Is decision near on SNAD's fate?


Stephanie Coggins and Sura Jeselsohn arrived early at the Equitable Building off Broadway in lower Manhattan for the 10 a.m. meeting.

They were more than ready to express their disapproval of proposed changes to Bronx’s Special Natural Area District, this time directly to a body that could easily decide its fate: the City Planning Commission.

The two women took their seats in the basement meeting room and waited. And waited. And waited.

During that time, they got a tour through many of New York City’s outer boroughs from a perspective few would ever choose — that from  the perspective of planners.

Finally, around 3:30 p.m. — more than five hours after they first sat down — the planning commission was ready to hear all about the transformation of SNAD into the Special Natural Resources District.

Jeselsohn walked up to the podium when her name was called, only for her voice to crack after nearly an entire day of silence.

“We want to be sure that any changes to SNAD will not adversely affect our community,” she said. “We are facing a lot of overdevelopment, and this has added a certain attention to any review and sudden changes to jurisdiction.”

The planning commission is the latest stop on the SNAD Uniform Land Use Review Procedure tour that could change the way the city enforces greenbelt protections that have been afforded to Riverdale, Fieldston and the Estates for more than four decades.

But the process getting to this point hasn’t been without controversy. Staten Island was originally part of the plan, too, until they were suddenly yanked from it. Community Board 8 was then told to fend for itself in trying to determine which parts of the city’s proposal to create SNRD from the ashes of SNAD applied to them, and which was just for Staten Island.

That muddled process earned it a negative recommendation from Bronx borough president Ruben Diaz Jr., last month, and a no vote from CB8.

Now it’s the planning commission’s turn before it finally gets sent to the city council. Unlike CB8 and the borough president, who simply advise, the planning commission has the power to modify or even completely rework what’s in front of them. In fact, that’s exactly what they might have to do if planners want to ultimately get the support of Andrew Cohen.

The councilman has been wishy-washy at best over whether he would support SNRD — that is until he stood in front of Marisa Lago and the rest of the planning commission.

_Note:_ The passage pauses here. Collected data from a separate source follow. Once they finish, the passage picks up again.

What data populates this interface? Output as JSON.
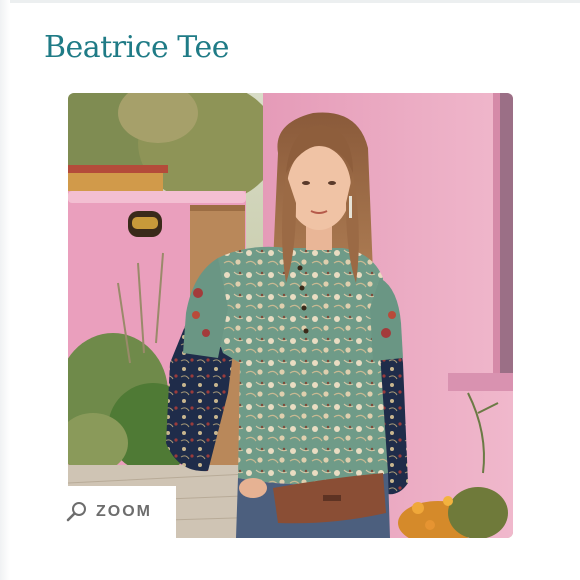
{
  "product": {
    "title": "Beatrice Tee"
  },
  "image": {
    "alt": "Model wearing the Beatrice Tee, a green floral top with navy embroidered sleeves, in front of a pink adobe wall"
  },
  "zoom": {
    "label": "ZOOM",
    "icon": "magnifier-icon"
  },
  "colors": {
    "title": "#1f7b86",
    "zoom_text": "#6d6d6d",
    "wall_pink": "#e9a7c0",
    "tee_green": "#6f9b88",
    "sleeve_navy": "#1f2c4a"
  }
}
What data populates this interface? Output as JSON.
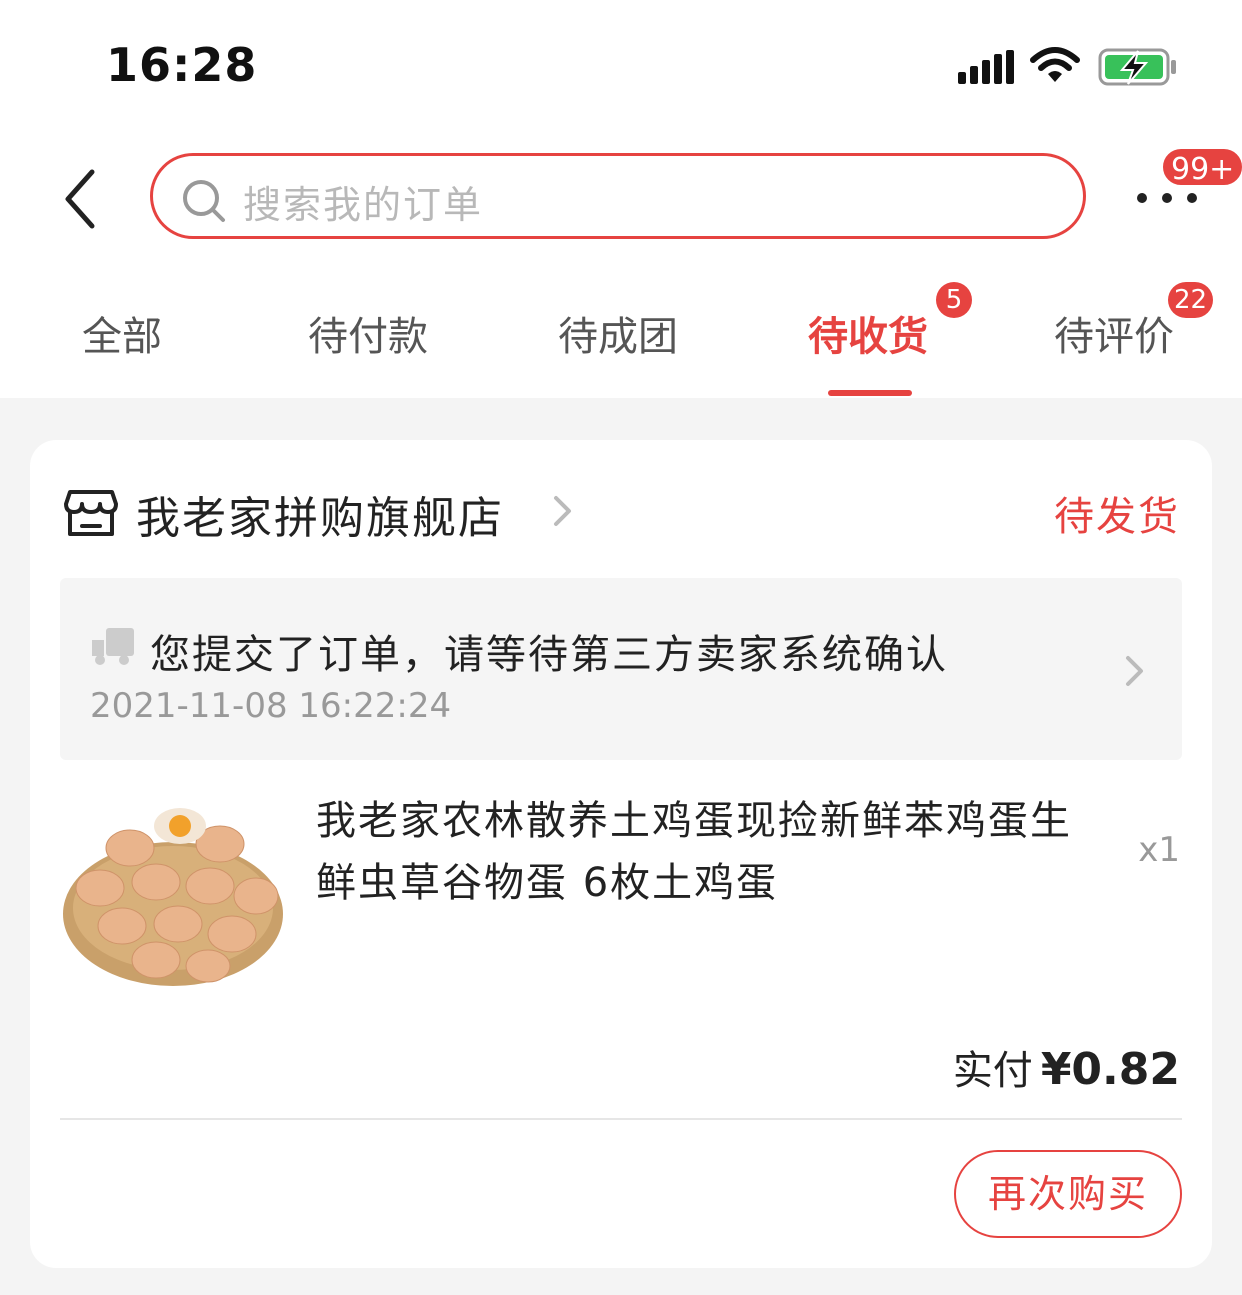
{
  "status_bar": {
    "time": "16:28"
  },
  "header": {
    "back_icon": "chevron-left-icon",
    "search_placeholder": "搜索我的订单",
    "more_icon": "more-dots-icon",
    "more_badge": "99+"
  },
  "tabs": [
    {
      "label": "全部",
      "badge": ""
    },
    {
      "label": "待付款",
      "badge": ""
    },
    {
      "label": "待成团",
      "badge": ""
    },
    {
      "label": "待收货",
      "badge": "5",
      "active": true
    },
    {
      "label": "待评价",
      "badge": "22"
    }
  ],
  "colors": {
    "accent": "#e64340",
    "background": "#f4f4f4",
    "card": "#ffffff"
  },
  "order": {
    "store_icon": "store-icon",
    "store_name": "我老家拼购旗舰店",
    "status": "待发货",
    "logistics": {
      "icon": "truck-icon",
      "message": "您提交了订单，请等待第三方卖家系统确认",
      "time": "2021-11-08 16:22:24"
    },
    "product": {
      "image": "eggs-basket-image",
      "title": "我老家农林散养土鸡蛋现捡新鲜苯鸡蛋生鲜虫草谷物蛋 6枚土鸡蛋",
      "quantity": "x1"
    },
    "paid_label": "实付",
    "paid_amount": "¥0.82",
    "rebuy_label": "再次购买"
  }
}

“There are a number of really positive changes that I think could go a long way to making SNAD better than what we have now,” Cohen said. “But there are a number of items that are not necessarily a poison pill, but very difficult for me to get around, and that is having the Department of Buildings being the arbiter of the smaller lots.”

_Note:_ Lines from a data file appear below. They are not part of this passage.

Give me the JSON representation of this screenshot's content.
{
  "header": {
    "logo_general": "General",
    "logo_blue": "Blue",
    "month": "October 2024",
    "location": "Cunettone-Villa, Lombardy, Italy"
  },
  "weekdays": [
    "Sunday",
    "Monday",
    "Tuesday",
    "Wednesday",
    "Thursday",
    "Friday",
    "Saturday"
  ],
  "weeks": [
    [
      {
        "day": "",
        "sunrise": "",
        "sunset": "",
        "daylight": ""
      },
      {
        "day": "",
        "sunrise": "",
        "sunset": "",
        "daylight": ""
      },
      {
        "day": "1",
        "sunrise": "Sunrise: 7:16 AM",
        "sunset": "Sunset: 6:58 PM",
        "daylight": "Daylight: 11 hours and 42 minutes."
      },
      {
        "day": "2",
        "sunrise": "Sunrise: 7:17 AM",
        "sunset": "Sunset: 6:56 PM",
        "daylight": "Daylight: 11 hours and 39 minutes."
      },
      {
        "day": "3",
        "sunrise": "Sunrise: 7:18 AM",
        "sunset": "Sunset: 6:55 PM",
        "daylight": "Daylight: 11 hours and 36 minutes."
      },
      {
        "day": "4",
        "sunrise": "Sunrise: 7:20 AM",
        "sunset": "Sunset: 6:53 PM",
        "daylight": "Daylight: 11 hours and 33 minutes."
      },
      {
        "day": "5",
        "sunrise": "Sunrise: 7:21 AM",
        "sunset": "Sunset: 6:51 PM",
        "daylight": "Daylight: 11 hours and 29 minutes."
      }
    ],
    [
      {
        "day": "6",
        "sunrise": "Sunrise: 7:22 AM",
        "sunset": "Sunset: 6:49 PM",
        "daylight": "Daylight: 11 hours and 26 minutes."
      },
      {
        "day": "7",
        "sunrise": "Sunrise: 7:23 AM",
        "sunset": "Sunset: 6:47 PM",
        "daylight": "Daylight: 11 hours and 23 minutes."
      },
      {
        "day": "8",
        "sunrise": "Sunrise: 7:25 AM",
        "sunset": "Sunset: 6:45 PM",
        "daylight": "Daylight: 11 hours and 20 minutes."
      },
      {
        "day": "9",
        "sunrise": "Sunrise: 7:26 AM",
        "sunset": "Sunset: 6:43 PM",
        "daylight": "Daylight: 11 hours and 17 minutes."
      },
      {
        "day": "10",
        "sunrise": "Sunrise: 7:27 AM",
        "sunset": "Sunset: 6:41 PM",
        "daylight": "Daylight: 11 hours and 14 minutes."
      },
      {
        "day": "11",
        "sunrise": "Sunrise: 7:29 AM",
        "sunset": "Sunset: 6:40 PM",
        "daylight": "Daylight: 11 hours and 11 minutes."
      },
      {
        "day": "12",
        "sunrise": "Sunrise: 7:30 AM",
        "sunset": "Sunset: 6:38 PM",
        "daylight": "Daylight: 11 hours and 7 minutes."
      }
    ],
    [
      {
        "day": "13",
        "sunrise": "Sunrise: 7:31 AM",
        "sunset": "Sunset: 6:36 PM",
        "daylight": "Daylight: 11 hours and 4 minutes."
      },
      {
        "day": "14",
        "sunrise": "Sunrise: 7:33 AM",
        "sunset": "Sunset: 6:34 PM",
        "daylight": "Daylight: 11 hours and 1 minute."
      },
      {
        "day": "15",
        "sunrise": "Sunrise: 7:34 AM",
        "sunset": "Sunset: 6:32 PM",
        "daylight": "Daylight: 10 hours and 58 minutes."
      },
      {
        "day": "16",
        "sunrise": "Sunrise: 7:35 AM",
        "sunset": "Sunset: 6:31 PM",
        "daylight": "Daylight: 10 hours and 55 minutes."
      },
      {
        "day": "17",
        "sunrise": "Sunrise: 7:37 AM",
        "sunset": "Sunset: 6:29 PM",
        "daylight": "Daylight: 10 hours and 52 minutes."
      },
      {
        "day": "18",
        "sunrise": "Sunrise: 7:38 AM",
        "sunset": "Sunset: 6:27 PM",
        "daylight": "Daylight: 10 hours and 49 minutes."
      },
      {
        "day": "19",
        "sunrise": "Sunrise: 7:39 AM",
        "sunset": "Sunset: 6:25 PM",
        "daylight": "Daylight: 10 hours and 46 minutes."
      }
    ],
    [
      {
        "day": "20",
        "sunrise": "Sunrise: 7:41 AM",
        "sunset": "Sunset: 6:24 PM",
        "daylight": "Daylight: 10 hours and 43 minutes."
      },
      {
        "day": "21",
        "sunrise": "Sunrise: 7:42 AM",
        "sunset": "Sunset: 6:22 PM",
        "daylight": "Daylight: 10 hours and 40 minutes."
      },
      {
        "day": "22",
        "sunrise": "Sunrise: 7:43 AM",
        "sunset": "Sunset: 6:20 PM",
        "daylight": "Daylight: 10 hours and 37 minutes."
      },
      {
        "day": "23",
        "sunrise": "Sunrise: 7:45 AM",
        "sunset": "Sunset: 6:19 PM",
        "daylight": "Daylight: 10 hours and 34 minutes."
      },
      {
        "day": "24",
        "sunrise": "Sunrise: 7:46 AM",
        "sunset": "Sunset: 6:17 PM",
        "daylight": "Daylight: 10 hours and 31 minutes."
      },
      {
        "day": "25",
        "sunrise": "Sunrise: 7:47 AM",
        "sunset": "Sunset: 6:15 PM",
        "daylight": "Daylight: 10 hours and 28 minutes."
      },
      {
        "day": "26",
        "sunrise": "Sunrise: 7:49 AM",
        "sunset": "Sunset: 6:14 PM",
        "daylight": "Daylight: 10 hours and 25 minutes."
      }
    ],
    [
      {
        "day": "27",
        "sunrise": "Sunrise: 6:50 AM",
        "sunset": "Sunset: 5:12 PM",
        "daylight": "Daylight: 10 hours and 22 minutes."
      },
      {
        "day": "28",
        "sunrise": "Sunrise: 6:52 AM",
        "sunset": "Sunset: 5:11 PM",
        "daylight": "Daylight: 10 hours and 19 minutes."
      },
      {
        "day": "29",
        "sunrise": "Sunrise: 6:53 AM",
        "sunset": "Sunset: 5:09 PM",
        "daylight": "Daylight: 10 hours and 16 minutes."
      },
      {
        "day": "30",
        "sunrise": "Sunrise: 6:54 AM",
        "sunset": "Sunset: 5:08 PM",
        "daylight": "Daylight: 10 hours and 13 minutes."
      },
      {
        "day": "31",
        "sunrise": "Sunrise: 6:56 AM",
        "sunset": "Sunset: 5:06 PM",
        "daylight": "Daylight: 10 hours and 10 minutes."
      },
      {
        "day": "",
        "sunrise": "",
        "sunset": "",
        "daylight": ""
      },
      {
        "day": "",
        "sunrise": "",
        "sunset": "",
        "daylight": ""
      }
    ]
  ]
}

Cohen is referring to parts of SNRD that would allow projects on properties smaller than an acre to bypass Community Board 8 review, and instead gets a thumbs up or thumbs down by the buildings department. This particular measure has drawn the ire of CB8 leaders, including land use chair Charles Moerdler, as they believe it removes crucial neighborhood oversight of what is otherwise environmentally sensitive land.

City planners have said the existing regulations requiring single-homeowners to get approval from multiple agencies before building something simple like a driveway or deck is too burdensome, and could ultimately cost more than the property improvement itself.

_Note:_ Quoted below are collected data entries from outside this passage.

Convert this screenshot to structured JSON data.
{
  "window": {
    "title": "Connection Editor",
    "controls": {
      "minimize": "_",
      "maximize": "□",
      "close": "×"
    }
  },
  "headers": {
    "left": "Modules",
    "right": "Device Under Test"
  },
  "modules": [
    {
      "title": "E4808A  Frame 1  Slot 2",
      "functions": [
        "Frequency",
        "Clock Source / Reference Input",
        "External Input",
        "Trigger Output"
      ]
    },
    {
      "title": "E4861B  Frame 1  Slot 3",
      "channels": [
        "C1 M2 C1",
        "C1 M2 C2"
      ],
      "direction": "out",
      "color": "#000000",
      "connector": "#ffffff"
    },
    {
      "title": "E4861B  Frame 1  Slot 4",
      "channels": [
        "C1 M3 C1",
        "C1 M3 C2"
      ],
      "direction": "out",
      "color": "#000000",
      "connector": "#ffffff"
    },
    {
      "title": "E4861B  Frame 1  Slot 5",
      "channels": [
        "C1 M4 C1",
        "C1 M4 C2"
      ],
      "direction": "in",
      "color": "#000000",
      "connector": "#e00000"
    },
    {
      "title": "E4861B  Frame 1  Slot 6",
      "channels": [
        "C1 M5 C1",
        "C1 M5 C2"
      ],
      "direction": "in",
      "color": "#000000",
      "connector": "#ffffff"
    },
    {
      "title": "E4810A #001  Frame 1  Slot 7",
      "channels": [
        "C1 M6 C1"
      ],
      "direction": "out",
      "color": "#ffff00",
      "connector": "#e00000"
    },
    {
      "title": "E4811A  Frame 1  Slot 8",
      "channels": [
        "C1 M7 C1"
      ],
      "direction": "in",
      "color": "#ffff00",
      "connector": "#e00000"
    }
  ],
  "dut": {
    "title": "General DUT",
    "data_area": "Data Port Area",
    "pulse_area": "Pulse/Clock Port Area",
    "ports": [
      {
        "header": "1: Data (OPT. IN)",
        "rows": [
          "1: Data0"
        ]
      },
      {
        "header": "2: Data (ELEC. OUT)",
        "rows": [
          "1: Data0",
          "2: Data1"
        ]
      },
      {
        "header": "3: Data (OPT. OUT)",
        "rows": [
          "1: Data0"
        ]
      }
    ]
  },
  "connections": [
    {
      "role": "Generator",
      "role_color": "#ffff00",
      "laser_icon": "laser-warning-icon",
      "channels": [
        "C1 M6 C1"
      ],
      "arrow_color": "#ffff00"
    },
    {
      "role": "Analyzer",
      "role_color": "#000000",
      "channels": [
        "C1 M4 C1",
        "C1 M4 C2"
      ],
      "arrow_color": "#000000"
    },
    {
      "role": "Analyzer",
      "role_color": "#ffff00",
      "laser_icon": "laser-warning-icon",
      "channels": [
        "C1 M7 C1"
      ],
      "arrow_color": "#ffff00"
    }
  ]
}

Cohen says he shares those concerns, but also is worried about leaving those decisions up to the buildings department, which in the eyes of some in the community, doesn’t exactly have a great track record when defending the existing SNAD.

“Our ongoing problem has been enforcement,” Cohen said. “There is not great confidence in the community” that the buildings department will cite and even stop any property improvement or development that threatens the greenbelt area.

In fact, Bronx buildings department Werner deFoe told commissioners there were no plans to increase his staff to handle more enforcement of smaller properties.

But then again, there seems to only be a half-dozen of such requests each year anyway.

deFoe believes that concern over whether his department can enforce the rules is unwarranted, because part of what the transformation from SNAD to SNRD will create are better-defined laws his team can use.

“That is one of the efforts that was made in our group,” deFoe said, “that everything is especially specified so that all we have to do, as the buildings department, is enforce the rules.”

The planning commission hasn’t made any decisions on SNAD yet, however. It’s set to review the proposal more on Aug. 28, with another review session set ahead of time on Aug. 26.